TIME TO RIDE 「バイクは道具か否か」大鶴義丹 No.246より
バイクのエンジンや車のエンジンを触ったり改造したりすることの原点は、16歳の時に乗っていたヤマハDT200RのYPVSのメンテだ。言うまでもなくネットや専門書もない時代なので、ショップのオジサンから教わった通りの、見よう見まねの素人作業。しかし顔が写るまで鏡面加工したYPVSで走り出すと、すごく速くなったような気がしたのが不思議だ。もちろんプラシーボ効果なのは言うまでもないが、気分は「よろしくメカドック」である。
そんな昭和昔話から40年近くの時間が過ぎている。
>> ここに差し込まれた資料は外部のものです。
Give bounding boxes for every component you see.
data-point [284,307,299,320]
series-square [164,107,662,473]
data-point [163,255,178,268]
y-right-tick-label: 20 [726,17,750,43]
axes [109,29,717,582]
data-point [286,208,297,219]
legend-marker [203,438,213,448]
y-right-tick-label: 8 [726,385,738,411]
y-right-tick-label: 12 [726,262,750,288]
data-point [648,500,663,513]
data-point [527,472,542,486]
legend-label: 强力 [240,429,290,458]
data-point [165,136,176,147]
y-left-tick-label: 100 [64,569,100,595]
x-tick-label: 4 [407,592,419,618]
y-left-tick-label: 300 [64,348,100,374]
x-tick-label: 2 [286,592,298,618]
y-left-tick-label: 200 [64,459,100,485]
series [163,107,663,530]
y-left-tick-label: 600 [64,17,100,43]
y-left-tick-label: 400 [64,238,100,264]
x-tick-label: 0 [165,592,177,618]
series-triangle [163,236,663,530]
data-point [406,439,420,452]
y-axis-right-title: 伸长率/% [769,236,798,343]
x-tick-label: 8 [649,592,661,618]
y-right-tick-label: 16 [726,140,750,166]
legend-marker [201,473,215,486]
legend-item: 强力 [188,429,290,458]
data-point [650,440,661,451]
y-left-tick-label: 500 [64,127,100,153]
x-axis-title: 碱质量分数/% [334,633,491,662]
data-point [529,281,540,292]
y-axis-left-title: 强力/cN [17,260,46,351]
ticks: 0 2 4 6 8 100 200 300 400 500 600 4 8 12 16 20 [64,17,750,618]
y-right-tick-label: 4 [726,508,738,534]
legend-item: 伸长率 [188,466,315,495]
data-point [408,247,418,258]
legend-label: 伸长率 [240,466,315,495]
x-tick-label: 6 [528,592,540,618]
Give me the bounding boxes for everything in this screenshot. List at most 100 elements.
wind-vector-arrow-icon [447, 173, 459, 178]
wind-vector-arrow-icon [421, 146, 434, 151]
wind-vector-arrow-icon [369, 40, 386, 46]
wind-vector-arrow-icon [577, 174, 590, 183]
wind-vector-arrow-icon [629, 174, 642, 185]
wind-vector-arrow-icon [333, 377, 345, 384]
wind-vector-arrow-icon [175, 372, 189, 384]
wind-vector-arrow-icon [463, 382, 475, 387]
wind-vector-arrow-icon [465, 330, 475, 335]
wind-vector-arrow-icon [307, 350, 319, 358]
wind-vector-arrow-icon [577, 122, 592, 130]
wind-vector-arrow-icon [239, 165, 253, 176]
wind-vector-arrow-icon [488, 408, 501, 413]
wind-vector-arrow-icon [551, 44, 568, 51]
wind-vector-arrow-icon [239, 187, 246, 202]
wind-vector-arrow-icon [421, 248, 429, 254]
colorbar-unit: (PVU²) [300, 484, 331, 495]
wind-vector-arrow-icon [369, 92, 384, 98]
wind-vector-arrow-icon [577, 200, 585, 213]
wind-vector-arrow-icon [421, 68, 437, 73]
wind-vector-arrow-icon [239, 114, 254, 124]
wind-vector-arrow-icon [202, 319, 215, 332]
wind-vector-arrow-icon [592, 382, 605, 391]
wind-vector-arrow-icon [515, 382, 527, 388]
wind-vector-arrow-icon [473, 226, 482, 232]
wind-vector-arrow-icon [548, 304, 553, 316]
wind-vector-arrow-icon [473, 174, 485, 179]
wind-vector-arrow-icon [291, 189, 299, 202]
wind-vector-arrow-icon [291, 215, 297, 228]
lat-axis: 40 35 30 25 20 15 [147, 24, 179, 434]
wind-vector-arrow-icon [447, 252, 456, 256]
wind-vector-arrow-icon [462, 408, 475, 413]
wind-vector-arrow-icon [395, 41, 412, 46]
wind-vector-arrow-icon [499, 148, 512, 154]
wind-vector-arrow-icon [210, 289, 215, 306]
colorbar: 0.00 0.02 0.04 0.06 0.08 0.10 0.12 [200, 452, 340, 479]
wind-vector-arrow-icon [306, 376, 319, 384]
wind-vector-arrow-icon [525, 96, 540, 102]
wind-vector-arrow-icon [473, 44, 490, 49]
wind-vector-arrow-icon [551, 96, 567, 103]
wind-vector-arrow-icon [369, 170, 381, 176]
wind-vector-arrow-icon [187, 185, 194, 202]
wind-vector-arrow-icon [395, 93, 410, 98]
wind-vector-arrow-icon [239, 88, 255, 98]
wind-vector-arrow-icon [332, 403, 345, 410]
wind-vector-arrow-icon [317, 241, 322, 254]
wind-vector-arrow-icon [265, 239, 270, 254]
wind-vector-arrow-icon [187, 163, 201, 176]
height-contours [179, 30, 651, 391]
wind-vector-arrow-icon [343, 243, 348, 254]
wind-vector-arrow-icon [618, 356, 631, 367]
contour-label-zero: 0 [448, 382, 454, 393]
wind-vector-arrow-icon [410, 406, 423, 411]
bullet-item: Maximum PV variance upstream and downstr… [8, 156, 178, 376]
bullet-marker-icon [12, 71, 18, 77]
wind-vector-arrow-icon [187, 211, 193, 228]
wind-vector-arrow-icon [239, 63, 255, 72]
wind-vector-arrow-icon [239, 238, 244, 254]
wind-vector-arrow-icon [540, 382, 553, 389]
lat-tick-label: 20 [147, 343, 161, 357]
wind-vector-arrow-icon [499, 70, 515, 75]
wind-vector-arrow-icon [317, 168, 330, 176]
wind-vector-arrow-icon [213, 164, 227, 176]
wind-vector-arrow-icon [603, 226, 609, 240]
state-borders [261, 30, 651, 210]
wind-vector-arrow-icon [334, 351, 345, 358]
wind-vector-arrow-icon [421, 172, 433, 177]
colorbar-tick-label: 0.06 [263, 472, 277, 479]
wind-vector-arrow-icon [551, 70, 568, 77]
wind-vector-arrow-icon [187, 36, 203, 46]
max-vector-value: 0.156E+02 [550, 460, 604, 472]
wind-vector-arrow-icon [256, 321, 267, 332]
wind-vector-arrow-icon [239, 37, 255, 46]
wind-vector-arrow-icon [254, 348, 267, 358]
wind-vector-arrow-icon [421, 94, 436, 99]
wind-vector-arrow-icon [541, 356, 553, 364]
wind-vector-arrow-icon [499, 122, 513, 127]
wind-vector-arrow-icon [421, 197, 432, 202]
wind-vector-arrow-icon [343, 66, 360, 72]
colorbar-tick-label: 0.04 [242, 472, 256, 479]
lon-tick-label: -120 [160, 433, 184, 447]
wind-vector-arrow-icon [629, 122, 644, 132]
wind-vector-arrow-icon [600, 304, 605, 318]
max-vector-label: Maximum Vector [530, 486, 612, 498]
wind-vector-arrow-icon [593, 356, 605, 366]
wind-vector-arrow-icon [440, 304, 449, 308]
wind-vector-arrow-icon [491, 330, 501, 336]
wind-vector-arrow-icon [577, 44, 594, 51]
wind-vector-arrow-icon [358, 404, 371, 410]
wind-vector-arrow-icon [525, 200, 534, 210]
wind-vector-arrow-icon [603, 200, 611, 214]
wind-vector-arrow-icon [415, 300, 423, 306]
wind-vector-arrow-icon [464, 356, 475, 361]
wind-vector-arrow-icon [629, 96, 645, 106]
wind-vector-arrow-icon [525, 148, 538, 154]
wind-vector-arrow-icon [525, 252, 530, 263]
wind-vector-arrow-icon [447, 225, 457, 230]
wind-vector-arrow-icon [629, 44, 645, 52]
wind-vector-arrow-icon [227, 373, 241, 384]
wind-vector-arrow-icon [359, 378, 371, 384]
内燃機関そのものの行く末自体が不透明となり、当時のバイク仲間の多くは、もうバイクなんてものからは離れてしまっている。だが内燃機関という魅力を知ることができた、幸せな時代だった。SNSなどに無駄に振り回されることもなく「大らかに」バイクを楽しんだ。
結局は昭和話になってしまうが、やはりモーターやハイテクは面白くない。煙を吐き出すローテク機械仕掛けが好きだ。とくにキャブが好きだ。どうやってガソリンが吸い出されて爆発エネルギーに変わるかが「文系」でも理解できる。ポイント点火くらいの電気なら理解できるが、インジェクションの制御プログラムまで言ってしまうと、もう別の世界。
そんな「酔狂」が行き過ぎて、一年近くの時間をかけて、「空冷カタナ」こと、スズキGSX1100Sのエンジンをオーバーホールした。それも走っているバイクのエンジンではなく、中古エンジンを買い足しての贅沢である。